3. Voraussetzung für einen Ordnungsmittelbeschluss ist allein der Verstoß gegen eine Unterlassungsverpflichtung, es kommt hingegen nicht darauf an, dass das verbotswidrige Verhalten im Zeitpunkt der Zustellung des Beschlusses noch andauert.
Verfahrensgang
LG Leipzig (Aktenzeichen 05 O 916/20) |
Tenor
I. Die sofortige Beschwerde des Antragsgegners gegen den Beschluss des Landgerichts Leipzig vom 16.10.2020 wird auf seine Kosten zurückgewiesen.

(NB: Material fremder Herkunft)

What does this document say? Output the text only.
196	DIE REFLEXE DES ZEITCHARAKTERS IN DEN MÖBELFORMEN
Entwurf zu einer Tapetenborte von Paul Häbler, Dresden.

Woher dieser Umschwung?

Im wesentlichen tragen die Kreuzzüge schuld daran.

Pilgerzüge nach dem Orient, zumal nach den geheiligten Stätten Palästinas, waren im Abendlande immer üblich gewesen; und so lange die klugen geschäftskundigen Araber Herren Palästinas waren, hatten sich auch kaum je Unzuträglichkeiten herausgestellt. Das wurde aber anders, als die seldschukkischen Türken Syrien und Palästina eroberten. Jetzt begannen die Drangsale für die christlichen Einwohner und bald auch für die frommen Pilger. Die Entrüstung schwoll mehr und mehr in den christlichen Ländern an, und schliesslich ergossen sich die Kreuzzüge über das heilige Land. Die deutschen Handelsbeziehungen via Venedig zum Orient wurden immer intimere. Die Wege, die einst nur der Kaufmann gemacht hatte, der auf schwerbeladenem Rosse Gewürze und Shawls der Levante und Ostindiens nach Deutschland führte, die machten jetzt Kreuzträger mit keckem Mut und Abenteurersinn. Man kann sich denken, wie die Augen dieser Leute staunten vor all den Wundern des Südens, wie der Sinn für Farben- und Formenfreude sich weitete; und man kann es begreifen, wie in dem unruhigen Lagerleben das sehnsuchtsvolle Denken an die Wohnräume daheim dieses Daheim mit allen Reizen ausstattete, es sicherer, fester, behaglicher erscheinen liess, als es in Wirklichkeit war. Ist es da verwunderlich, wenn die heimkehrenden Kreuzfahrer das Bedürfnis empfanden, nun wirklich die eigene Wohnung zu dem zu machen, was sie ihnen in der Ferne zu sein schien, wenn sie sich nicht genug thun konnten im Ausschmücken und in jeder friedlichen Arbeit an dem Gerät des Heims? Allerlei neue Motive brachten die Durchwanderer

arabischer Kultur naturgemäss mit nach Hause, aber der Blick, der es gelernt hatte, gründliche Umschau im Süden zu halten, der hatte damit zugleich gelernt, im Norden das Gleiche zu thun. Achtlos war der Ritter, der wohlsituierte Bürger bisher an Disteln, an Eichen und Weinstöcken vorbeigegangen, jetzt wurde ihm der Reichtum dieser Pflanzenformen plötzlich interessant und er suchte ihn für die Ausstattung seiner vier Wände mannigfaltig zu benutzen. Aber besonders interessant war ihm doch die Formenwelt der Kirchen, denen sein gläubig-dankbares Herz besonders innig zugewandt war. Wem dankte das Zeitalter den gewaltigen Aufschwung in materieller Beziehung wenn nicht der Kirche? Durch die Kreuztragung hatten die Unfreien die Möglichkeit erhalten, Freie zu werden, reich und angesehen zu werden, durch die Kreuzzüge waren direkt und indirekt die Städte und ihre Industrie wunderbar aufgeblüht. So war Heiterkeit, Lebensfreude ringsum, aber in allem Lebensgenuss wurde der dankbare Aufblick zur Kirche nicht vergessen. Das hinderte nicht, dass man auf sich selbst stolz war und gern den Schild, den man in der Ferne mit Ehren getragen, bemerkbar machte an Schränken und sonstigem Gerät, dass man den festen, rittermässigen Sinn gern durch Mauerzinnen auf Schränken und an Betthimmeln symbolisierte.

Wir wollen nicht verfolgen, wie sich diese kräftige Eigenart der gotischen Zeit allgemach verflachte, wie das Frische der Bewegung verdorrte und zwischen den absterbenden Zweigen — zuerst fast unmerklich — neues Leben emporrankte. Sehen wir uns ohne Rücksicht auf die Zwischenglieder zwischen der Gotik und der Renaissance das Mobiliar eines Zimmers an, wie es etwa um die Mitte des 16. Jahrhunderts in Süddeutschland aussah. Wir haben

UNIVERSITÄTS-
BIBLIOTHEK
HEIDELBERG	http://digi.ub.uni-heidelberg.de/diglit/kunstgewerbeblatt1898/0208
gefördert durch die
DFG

II. Die Rechtsbeschwerde wird nicht zugelassen.
Gründe
I. Mit einstweiliger Verfügung des Landgerichts vom 28.04.2020 ist dem Antragsgegner u. a. aufgegeben worden, es zu unterlassen, das dort näher bezeichnete Interview zu vervielfältigen, zu bearbeiten, zu ändern oder öffentlich, insbesondere über soziale Netzwerke zugänglich zu machen. Die einstweilige Verfügung ist dem Antragsgegner am 06.05.2020 zugestellt worden. Auf den am 19.05.2020 eingegangenen Ordnungsmittelantrag der Antragstellerin hat das Landgericht am 06.07.2020 gegen den Antragsgegner ein Ordnungsgeld in Höhe von 1000,00 EUR, ersatzweise für je 500,00 EUR einen Tag Ordnungshaft festgesetzt. Auf Antrag der Gläubigerin vom 31.03.2020 hat das Landgericht mit Beschluss vom 16.10.2020 gegen den Schuldner ein weiteres Ordnungsgeld in Höhe von 2000,00 EUR ersatzweise für je 500,00 EUR einen Tag Ordnungshaft verhängt. Der Beschluss ist dem anwaltlich vertretenen Schuldner persönlich am 24.10.2020 zugestellt worden. Mit Schreiben vom 08.02.2021 hat sich für den Antragsgegner ein neuer Prozessbevollmächtigter angezeigt und zunächst um Akteneinsicht gebeten. Der Beschluss vom 16.10.2020 ist dem Prozessbevollmächtigten am 05.03.2021 zugestellt worden. Mit am 15.03.2021 eingegangenem Schriftsatz hat der Antragsgegner gegen den Beschluss vom 16.10.2020 sofortige Beschwerde eingelegt. Er behauptet, bereits am 01.03.2021 längst nicht mehr gegen die einstweilige Verfügung verstoßen zu haben und vertritt die Auffassung, der Ordnungsmittelbeschluss hätte deswegen vor der erneuten Zustellung auf seine "inhaltliche Berechtigung" überprüft werden müssen, was jedoch fehlerhaft nicht geschehen sei.
Das Landgericht hat der Beschwerde nicht abgeholfen.
II. Die sofortige Beschwerde vom 15.03.2021 gegen den angefochtenen Ordnungsmittelbeschluss ist nach § 793 ZPO statthaft und auch im Übrigen zulässig.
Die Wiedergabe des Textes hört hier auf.